Parallel and distributed systems are a pervasive component of the modern computing environment. Today, large-scale data-centers or supercomputing facilities have become ubiquitous, consisting of heterogeneous geo-distributed clusters with 100s of thousands of general-purpose multicores, energy-efficient cores, specialized accelerators such as GPUs, FPGAs, etc. Such computing infrastructure powers not only some of the most popular consumer applications--Internet services such as web search and social networks--but also a growing number of scientific, big data, and enterprise workloads. Due to the growing importance of these diverse applications, my research focuses on building software systems for this new computing infrastructure.

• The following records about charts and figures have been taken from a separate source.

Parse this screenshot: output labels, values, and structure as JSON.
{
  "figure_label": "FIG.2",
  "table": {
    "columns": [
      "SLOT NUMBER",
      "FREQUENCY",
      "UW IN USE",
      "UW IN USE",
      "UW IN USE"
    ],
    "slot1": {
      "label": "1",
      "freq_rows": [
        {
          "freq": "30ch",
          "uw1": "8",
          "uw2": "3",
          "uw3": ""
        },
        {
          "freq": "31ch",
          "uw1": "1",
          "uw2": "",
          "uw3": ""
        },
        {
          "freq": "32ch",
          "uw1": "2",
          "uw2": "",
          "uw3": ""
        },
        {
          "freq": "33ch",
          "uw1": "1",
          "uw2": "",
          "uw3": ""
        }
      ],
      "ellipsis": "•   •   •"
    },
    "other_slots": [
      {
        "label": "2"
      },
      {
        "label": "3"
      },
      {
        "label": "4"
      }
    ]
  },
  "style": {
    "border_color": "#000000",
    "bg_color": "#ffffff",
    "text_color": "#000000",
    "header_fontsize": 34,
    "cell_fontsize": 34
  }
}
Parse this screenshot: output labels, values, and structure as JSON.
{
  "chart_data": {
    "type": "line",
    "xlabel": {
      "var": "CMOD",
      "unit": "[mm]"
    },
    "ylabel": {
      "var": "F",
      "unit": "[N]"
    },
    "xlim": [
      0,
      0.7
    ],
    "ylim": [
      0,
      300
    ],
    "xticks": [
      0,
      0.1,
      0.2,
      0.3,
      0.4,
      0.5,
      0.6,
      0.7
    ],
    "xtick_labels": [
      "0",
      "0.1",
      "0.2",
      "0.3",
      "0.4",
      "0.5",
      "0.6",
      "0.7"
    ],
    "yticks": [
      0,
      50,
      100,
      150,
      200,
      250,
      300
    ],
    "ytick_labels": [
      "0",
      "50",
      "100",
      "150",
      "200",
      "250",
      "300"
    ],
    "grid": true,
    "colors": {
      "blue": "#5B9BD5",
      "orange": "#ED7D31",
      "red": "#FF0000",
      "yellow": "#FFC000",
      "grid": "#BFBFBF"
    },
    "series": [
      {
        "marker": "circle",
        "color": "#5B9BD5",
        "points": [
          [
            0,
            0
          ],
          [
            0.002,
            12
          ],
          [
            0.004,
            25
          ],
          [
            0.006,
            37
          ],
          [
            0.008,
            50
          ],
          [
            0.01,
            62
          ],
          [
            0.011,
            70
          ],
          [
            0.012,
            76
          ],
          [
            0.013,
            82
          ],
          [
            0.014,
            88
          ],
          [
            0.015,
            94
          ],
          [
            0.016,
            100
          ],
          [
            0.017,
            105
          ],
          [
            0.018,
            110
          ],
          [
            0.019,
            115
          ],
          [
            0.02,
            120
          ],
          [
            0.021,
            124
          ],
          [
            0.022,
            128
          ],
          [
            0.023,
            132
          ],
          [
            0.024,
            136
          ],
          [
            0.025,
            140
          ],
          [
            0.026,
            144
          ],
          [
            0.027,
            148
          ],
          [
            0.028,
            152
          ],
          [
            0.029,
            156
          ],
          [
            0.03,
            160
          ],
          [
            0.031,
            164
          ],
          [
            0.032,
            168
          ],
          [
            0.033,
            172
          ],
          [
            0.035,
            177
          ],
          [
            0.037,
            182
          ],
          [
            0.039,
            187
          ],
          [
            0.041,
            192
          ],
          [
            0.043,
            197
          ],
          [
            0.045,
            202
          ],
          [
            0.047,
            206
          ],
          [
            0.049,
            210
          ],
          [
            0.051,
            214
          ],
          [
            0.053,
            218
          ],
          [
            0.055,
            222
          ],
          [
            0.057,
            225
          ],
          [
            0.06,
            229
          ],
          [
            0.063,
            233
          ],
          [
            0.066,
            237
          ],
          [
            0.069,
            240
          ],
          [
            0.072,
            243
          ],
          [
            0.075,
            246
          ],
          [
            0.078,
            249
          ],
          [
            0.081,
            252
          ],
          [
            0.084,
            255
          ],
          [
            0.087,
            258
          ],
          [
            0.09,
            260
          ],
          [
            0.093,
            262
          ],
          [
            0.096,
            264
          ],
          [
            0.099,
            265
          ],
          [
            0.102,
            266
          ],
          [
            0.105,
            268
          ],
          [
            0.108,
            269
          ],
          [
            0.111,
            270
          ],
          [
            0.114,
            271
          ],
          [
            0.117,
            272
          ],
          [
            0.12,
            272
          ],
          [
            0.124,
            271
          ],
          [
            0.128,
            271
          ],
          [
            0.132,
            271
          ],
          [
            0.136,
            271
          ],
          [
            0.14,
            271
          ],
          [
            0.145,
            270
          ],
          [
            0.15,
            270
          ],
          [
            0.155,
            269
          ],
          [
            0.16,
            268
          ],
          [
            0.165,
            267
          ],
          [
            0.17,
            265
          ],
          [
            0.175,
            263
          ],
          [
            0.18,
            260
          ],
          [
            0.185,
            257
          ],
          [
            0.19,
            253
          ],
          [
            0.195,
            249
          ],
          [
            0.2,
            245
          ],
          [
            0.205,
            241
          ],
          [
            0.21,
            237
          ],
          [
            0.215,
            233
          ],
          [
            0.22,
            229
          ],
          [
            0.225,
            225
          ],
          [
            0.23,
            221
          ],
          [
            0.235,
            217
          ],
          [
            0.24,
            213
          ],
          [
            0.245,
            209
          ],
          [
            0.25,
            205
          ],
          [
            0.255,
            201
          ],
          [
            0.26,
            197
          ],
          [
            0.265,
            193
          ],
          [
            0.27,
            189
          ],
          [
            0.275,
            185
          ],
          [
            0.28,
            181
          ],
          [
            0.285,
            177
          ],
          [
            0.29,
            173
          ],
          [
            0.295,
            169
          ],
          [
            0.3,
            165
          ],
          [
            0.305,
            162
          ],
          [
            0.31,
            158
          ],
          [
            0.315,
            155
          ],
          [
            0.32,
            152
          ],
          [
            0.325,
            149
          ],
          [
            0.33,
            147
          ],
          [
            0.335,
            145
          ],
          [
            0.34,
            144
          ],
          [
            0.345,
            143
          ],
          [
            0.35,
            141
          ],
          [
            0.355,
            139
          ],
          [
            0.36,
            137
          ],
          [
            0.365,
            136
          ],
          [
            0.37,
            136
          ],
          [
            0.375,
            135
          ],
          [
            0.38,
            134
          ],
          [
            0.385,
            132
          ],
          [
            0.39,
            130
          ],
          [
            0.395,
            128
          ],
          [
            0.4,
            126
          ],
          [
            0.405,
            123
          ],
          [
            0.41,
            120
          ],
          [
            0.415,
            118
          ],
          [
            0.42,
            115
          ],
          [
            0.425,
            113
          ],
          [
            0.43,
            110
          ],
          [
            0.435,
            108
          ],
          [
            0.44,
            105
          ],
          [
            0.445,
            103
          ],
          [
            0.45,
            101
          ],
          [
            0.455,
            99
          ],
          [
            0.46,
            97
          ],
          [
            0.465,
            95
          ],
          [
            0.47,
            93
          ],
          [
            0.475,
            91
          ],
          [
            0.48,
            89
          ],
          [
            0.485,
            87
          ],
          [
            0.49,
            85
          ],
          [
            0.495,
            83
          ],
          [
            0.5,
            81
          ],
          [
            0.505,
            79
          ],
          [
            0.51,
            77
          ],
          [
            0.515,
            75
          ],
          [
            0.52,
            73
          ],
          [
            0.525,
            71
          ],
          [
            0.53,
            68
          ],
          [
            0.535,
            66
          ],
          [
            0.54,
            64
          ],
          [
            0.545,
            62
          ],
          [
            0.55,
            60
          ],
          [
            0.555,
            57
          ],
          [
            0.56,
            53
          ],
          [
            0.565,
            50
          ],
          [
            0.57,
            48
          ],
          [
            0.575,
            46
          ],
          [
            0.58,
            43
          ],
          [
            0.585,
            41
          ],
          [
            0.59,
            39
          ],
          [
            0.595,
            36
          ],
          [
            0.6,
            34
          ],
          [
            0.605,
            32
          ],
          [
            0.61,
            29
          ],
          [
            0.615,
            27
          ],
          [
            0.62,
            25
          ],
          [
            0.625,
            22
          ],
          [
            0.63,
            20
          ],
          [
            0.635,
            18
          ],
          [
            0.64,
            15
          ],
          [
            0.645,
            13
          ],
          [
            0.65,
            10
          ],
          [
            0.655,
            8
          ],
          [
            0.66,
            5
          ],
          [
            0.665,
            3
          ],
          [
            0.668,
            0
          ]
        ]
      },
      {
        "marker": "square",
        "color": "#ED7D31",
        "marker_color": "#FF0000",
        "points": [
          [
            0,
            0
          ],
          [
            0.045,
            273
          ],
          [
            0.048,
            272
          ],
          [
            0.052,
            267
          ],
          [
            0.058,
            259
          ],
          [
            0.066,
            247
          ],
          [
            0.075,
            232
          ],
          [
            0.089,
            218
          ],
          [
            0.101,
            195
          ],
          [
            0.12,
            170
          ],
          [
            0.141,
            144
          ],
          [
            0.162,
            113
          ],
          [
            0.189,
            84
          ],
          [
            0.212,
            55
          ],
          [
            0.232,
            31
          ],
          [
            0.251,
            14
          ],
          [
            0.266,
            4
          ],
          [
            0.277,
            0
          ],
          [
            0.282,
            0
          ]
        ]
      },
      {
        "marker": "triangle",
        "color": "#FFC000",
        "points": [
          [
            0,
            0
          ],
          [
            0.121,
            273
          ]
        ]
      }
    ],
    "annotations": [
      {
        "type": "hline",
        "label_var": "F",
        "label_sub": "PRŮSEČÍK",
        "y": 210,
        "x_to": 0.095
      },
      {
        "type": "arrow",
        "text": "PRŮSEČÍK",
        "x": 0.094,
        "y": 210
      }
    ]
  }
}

In this talk, I present an overview of my research group "Parallel and Distributed Systems" at TU Dresden. The mission of my group is to build adaptive software systems targeting parallel and distributed computing. For adaptiveness, we follow three core design principles: (1) _Resiliency_ against fail-stop and Byzantine faults for ensuring the safety and security of applications; (2) _Efficiency_ of applications by enabling a systematic trade-off between the application performance (latency/throughput) and resources utilization/energy consumption; and (3) _Scalability_ to seamlessly support ever growing application workload with increasing number of cores, and at the same time, embracing the heterogeneity in the underlying computing platform.
As I show in my talk, we follow these three design principles at all levels of the software stack covering operating systems, storage/file-systems, parallelizing compilers and run-time libraries, and all the way to building distributed middlewares. Our approach transparently supports existing applications -- we neither require a radical departure from the current models of programming nor complex, error-prone application-specific modifications.